To see her modus operandi clearly, you need look no farther than her last contest. Just last month, she faced a relative unknown, retired Air Force pilot Shak Hill, in the Republican primary for the seat. Apparently worried that her funding and name recognition advantages would not see her through, she unleashed a scurrilous attack on Hill two weeks before the election, using a puerile nickname (“Shady Shack”), childish insults (“creepy”; “can’t win”) and insinuendos that her opponent was a pornographer.
This was business as usual for Comstock. In her five previous election contests –three for state delegate followed by two for Congress — she showed an aptitude for finding a small chink in her opponent’s armor and magnifying it to create a misleading, even slanderous narrative that portrays the opponent as personally dishonorable. Sadly, these reprehensible tactics have worked — she has been successful in all these races.
Here are some examples:
— In her first campaign in 2009, for Virginia House of Delegates, Comstock accused her opponent of abetting child molesters. In truth, the opponent had voted for an austerity budget that provided for early release of non-violent offenders.
— In 2011, running for re-election, she maintained that her opponent had supported raising taxes –even though the opponent had never held public office.

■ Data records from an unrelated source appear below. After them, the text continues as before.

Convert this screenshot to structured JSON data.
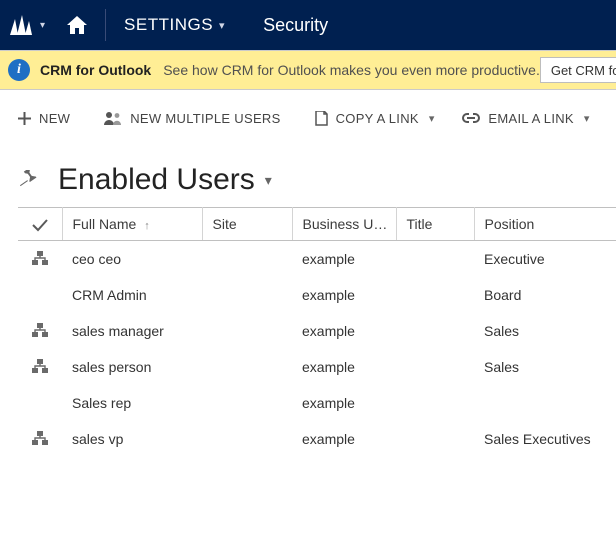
{
  "topbar": {
    "menu_label": "SETTINGS",
    "page_label": "Security"
  },
  "notice": {
    "title": "CRM for Outlook",
    "text": "See how CRM for Outlook makes you even more productive.",
    "button": "Get CRM for"
  },
  "commands": {
    "new": "NEW",
    "new_multiple": "NEW MULTIPLE USERS",
    "copy_link": "COPY A LINK",
    "email_link": "EMAIL A LINK"
  },
  "view": {
    "title": "Enabled Users"
  },
  "columns": {
    "full_name": "Full Name",
    "site": "Site",
    "business_unit": "Business Unit...",
    "title": "Title",
    "position": "Position"
  },
  "rows": [
    {
      "has_hier": true,
      "full_name": "ceo ceo",
      "site": "",
      "business_unit": "example",
      "title": "",
      "position": "Executive"
    },
    {
      "has_hier": false,
      "full_name": "CRM Admin",
      "site": "",
      "business_unit": "example",
      "title": "",
      "position": "Board"
    },
    {
      "has_hier": true,
      "full_name": "sales manager",
      "site": "",
      "business_unit": "example",
      "title": "",
      "position": "Sales"
    },
    {
      "has_hier": true,
      "full_name": "sales person",
      "site": "",
      "business_unit": "example",
      "title": "",
      "position": "Sales"
    },
    {
      "has_hier": false,
      "full_name": "Sales rep",
      "site": "",
      "business_unit": "example",
      "title": "",
      "position": ""
    },
    {
      "has_hier": true,
      "full_name": "sales vp",
      "site": "",
      "business_unit": "example",
      "title": "",
      "position": "Sales Executives"
    }
  ]
}
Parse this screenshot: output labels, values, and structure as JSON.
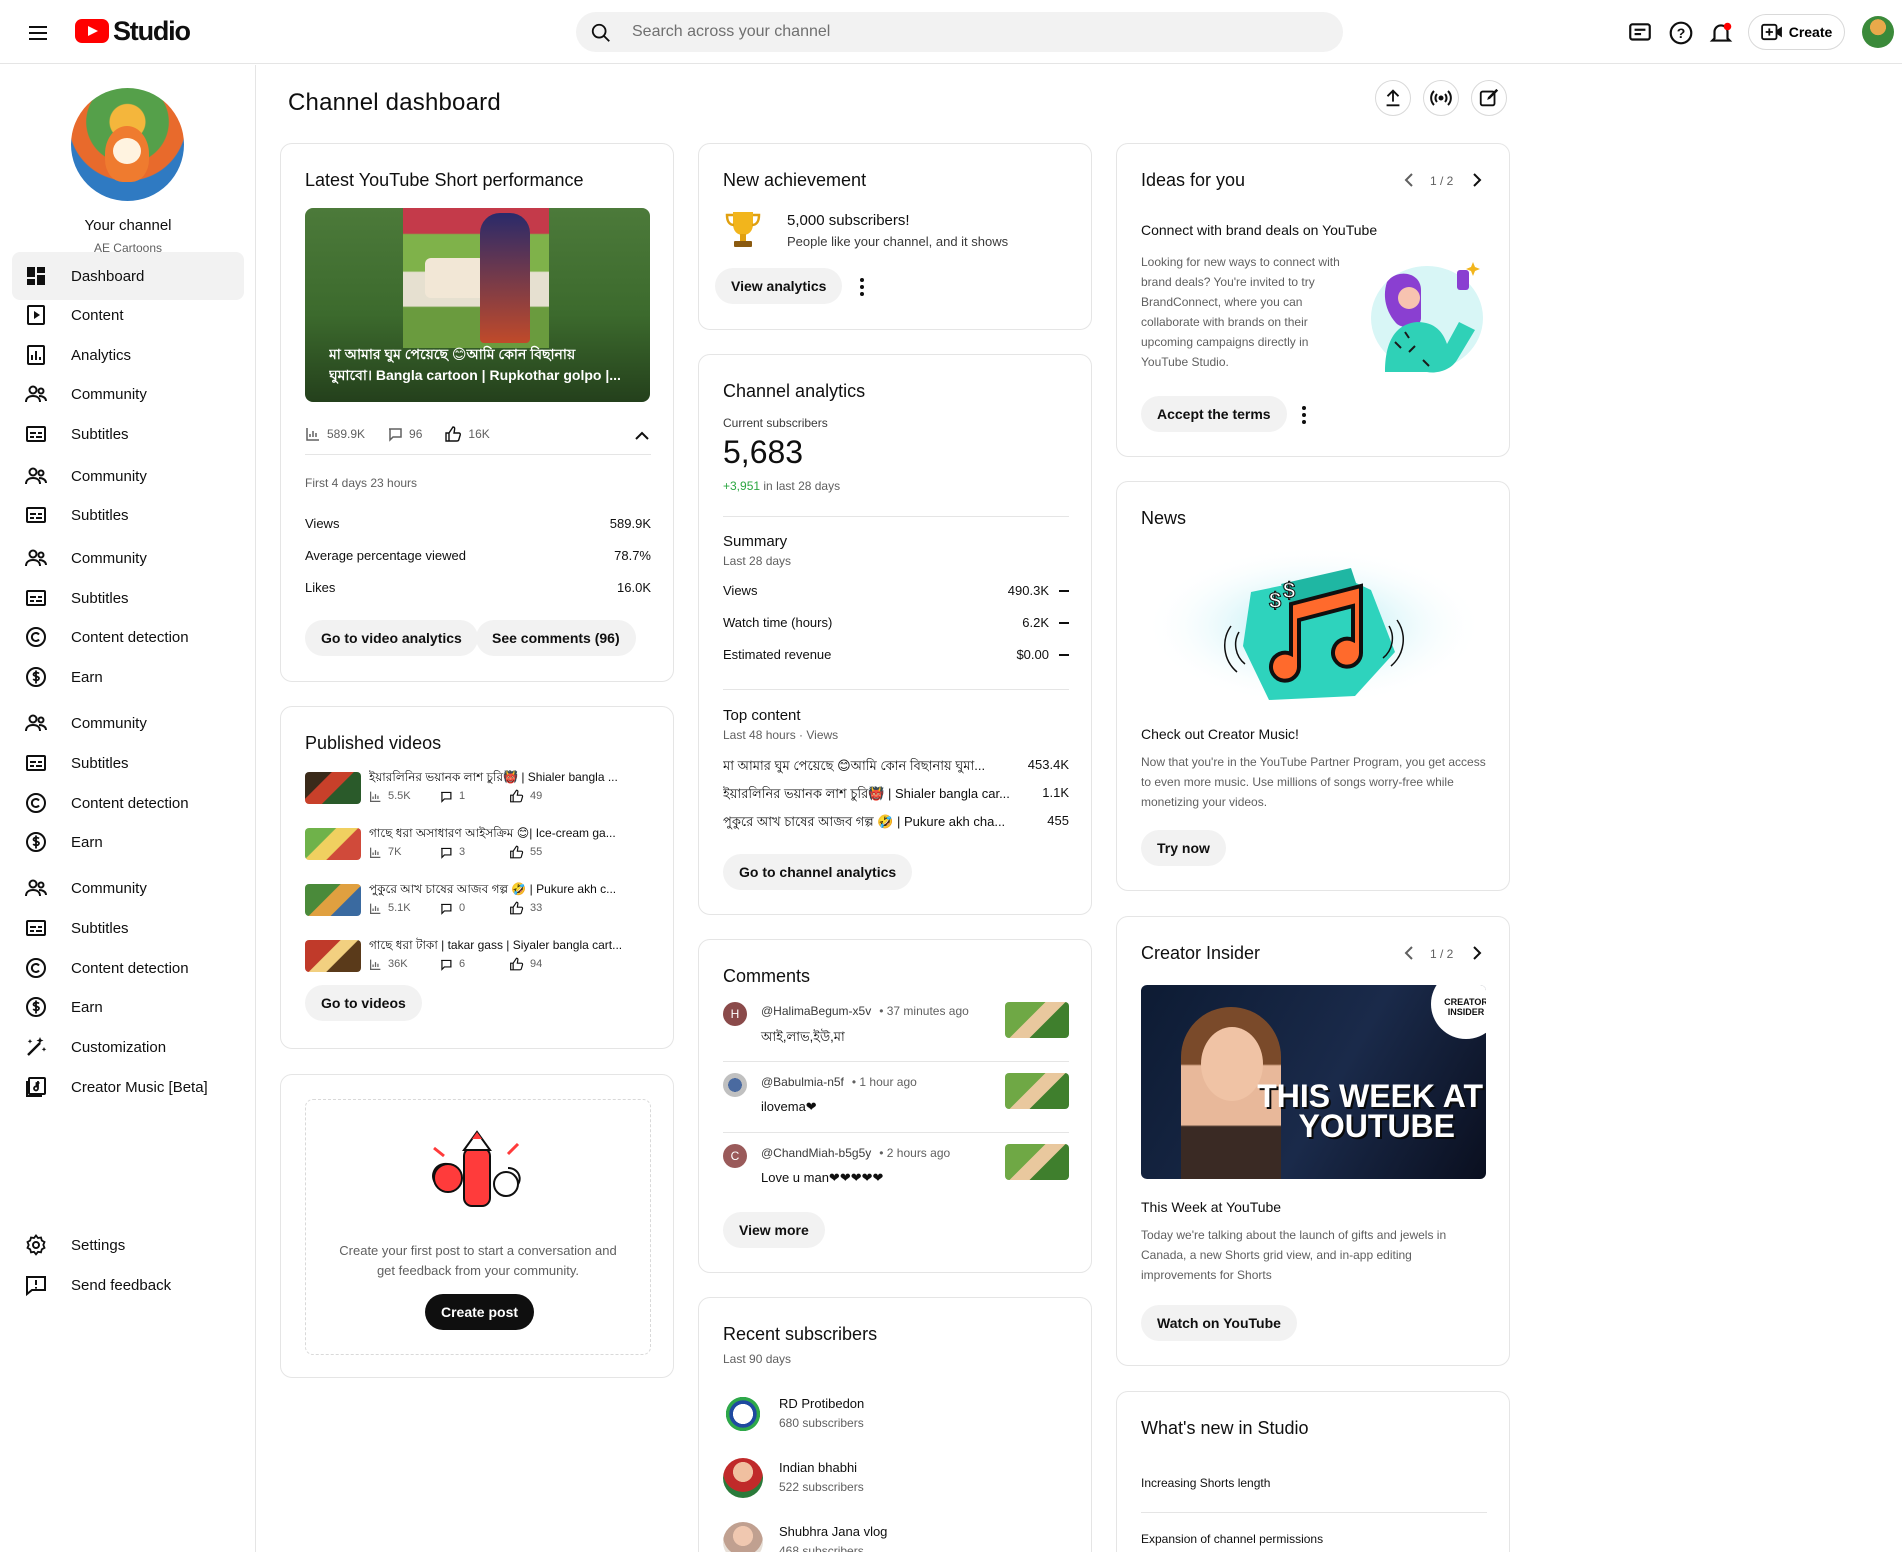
{
  "app": {
    "title": "Studio"
  },
  "search": {
    "placeholder": "Search across your channel"
  },
  "header": {
    "create_label": "Create"
  },
  "sidebar": {
    "channel_title": "Your channel",
    "channel_name": "AE Cartoons",
    "items": [
      {
        "label": "Dashboard",
        "icon": "dashboard-icon"
      },
      {
        "label": "Content",
        "icon": "content-icon"
      },
      {
        "label": "Analytics",
        "icon": "analytics-icon"
      },
      {
        "label": "Community",
        "icon": "community-icon"
      },
      {
        "label": "Subtitles",
        "icon": "subtitles-icon"
      },
      {
        "label": "Community",
        "icon": "community-icon"
      },
      {
        "label": "Subtitles",
        "icon": "subtitles-icon"
      },
      {
        "label": "Community",
        "icon": "community-icon"
      },
      {
        "label": "Subtitles",
        "icon": "subtitles-icon"
      },
      {
        "label": "Content detection",
        "icon": "copyright-icon"
      },
      {
        "label": "Earn",
        "icon": "earn-icon"
      },
      {
        "label": "Community",
        "icon": "community-icon"
      },
      {
        "label": "Subtitles",
        "icon": "subtitles-icon"
      },
      {
        "label": "Content detection",
        "icon": "copyright-icon"
      },
      {
        "label": "Earn",
        "icon": "earn-icon"
      },
      {
        "label": "Community",
        "icon": "community-icon"
      },
      {
        "label": "Subtitles",
        "icon": "subtitles-icon"
      },
      {
        "label": "Content detection",
        "icon": "copyright-icon"
      },
      {
        "label": "Earn",
        "icon": "earn-icon"
      },
      {
        "label": "Customization",
        "icon": "customization-icon"
      },
      {
        "label": "Creator Music [Beta]",
        "icon": "creator-music-icon"
      }
    ],
    "bottom": [
      {
        "label": "Settings",
        "icon": "settings-icon"
      },
      {
        "label": "Send feedback",
        "icon": "feedback-icon"
      }
    ]
  },
  "page": {
    "title": "Channel dashboard"
  },
  "short_perf": {
    "title": "Latest YouTube Short performance",
    "video_title_line1": "মা আমার ঘুম পেয়েছে 😊আমি কোন বিছানায়",
    "video_title_line2": "ঘুমাবো। Bangla cartoon | Rupkothar golpo |...",
    "views": "589.9K",
    "comments": "96",
    "likes": "16K",
    "period": "First 4 days 23 hours",
    "rows": [
      {
        "label": "Views",
        "value": "589.9K"
      },
      {
        "label": "Average percentage viewed",
        "value": "78.7%"
      },
      {
        "label": "Likes",
        "value": "16.0K"
      }
    ],
    "btn_analytics": "Go to video analytics",
    "btn_comments": "See comments (96)"
  },
  "published": {
    "title": "Published videos",
    "videos": [
      {
        "title": "ইয়ারলিনির ভয়ানক লাশ চুরি👹 | Shialer bangla ...",
        "views": "5.5K",
        "comments": "1",
        "likes": "49"
      },
      {
        "title": "গাছে ধরা অসাধারণ আইসক্রিম 😊| Ice-cream ga...",
        "views": "7K",
        "comments": "3",
        "likes": "55"
      },
      {
        "title": "পুকুরে আখ চাষের আজব গল্প 🤣 | Pukure akh c...",
        "views": "5.1K",
        "comments": "0",
        "likes": "33"
      },
      {
        "title": "গাছে ধরা টাকা | takar gass | Siyaler bangla cart...",
        "views": "36K",
        "comments": "6",
        "likes": "94"
      }
    ],
    "btn": "Go to videos"
  },
  "post": {
    "text": "Create your first post to start a conversation and get feedback from your community.",
    "btn": "Create post"
  },
  "achievement": {
    "title": "New achievement",
    "headline": "5,000 subscribers!",
    "sub": "People like your channel, and it shows",
    "btn": "View analytics"
  },
  "analytics": {
    "title": "Channel analytics",
    "subs_label": "Current subscribers",
    "subs_value": "5,683",
    "subs_delta": "+3,951",
    "subs_delta_suffix": "in last 28 days",
    "summary_title": "Summary",
    "summary_period": "Last 28 days",
    "summary_rows": [
      {
        "label": "Views",
        "value": "490.3K"
      },
      {
        "label": "Watch time (hours)",
        "value": "6.2K"
      },
      {
        "label": "Estimated revenue",
        "value": "$0.00"
      }
    ],
    "top_title": "Top content",
    "top_period": "Last 48 hours · Views",
    "top_rows": [
      {
        "label": "মা আমার ঘুম পেয়েছে 😊আমি কোন বিছানায় ঘুমা...",
        "value": "453.4K"
      },
      {
        "label": "ইয়ারলিনির ভয়ানক লাশ চুরি👹 | Shialer bangla car...",
        "value": "1.1K"
      },
      {
        "label": "পুকুরে আখ চাষের আজব গল্প 🤣 | Pukure akh cha...",
        "value": "455"
      }
    ],
    "btn": "Go to channel analytics"
  },
  "comments": {
    "title": "Comments",
    "items": [
      {
        "initial": "H",
        "author": "@HalimaBegum-x5v",
        "time": "• 37 minutes ago",
        "text": "আই,লাভ,ইউ,মা"
      },
      {
        "initial": "",
        "author": "@Babulmia-n5f",
        "time": "• 1 hour ago",
        "text": "ilovema❤"
      },
      {
        "initial": "C",
        "author": "@ChandMiah-b5g5y",
        "time": "• 2 hours ago",
        "text": "Love u man❤❤❤❤❤"
      }
    ],
    "btn": "View more"
  },
  "recent_subs": {
    "title": "Recent subscribers",
    "period": "Last 90 days",
    "items": [
      {
        "name": "RD Protibedon",
        "subs": "680 subscribers"
      },
      {
        "name": "Indian bhabhi",
        "subs": "522 subscribers"
      },
      {
        "name": "Shubhra Jana vlog",
        "subs": "468 subscribers"
      }
    ]
  },
  "ideas": {
    "title": "Ideas for you",
    "pager": "1 / 2",
    "headline": "Connect with brand deals on YouTube",
    "body": "Looking for new ways to connect with brand deals? You're invited to try BrandConnect, where you can collaborate with brands on their upcoming campaigns directly in YouTube Studio.",
    "btn": "Accept the terms"
  },
  "news": {
    "title": "News",
    "headline": "Check out Creator Music!",
    "body": "Now that you're in the YouTube Partner Program, you get access to even more music. Use millions of songs worry-free while monetizing your videos.",
    "btn": "Try now"
  },
  "insider": {
    "title": "Creator Insider",
    "pager": "1 / 2",
    "badge_line1": "CREATOR",
    "badge_line2": "INSIDER",
    "overlay_line1": "THIS WEEK AT",
    "overlay_line2": "YOUTUBE",
    "headline": "This Week at YouTube",
    "body": "Today we're talking about the launch of gifts and jewels in Canada, a new Shorts grid view, and in-app editing improvements for Shorts",
    "btn": "Watch on YouTube"
  },
  "whats_new": {
    "title": "What's new in Studio",
    "items": [
      "Increasing Shorts length",
      "Expansion of channel permissions"
    ]
  },
  "colors": {
    "brand_red": "#ff0000",
    "accent_green": "#2ba640",
    "text": "#0f0f0f",
    "muted": "#606060"
  }
}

–In 2013, running for a third term in the Virginia house, she painted her opponent as a tax cheat. The reality is that the opponent’s spouse had been late paying a property tax bill.
Even before running for office herself, Comstock had become a veteran in using smear tactics against political enemies. As an investigator for a Republican Congress member in the 1990s she spearheaded massive, coordinated efforts to bring down President Bill Clinton with fake “scandals” such as Filegate, Travelgate, and Whitewater.
Media accounts of her pulling all-nighters poring over thousands of pages of subpoenaed documents somehow paint this behavior as endearing. In truth, Comstock built her career and reputation by trying to tear down Democratic opponents, not on the basis of policy disagreements but by suggesting that the opponent is morally repugnant and unfit to serve.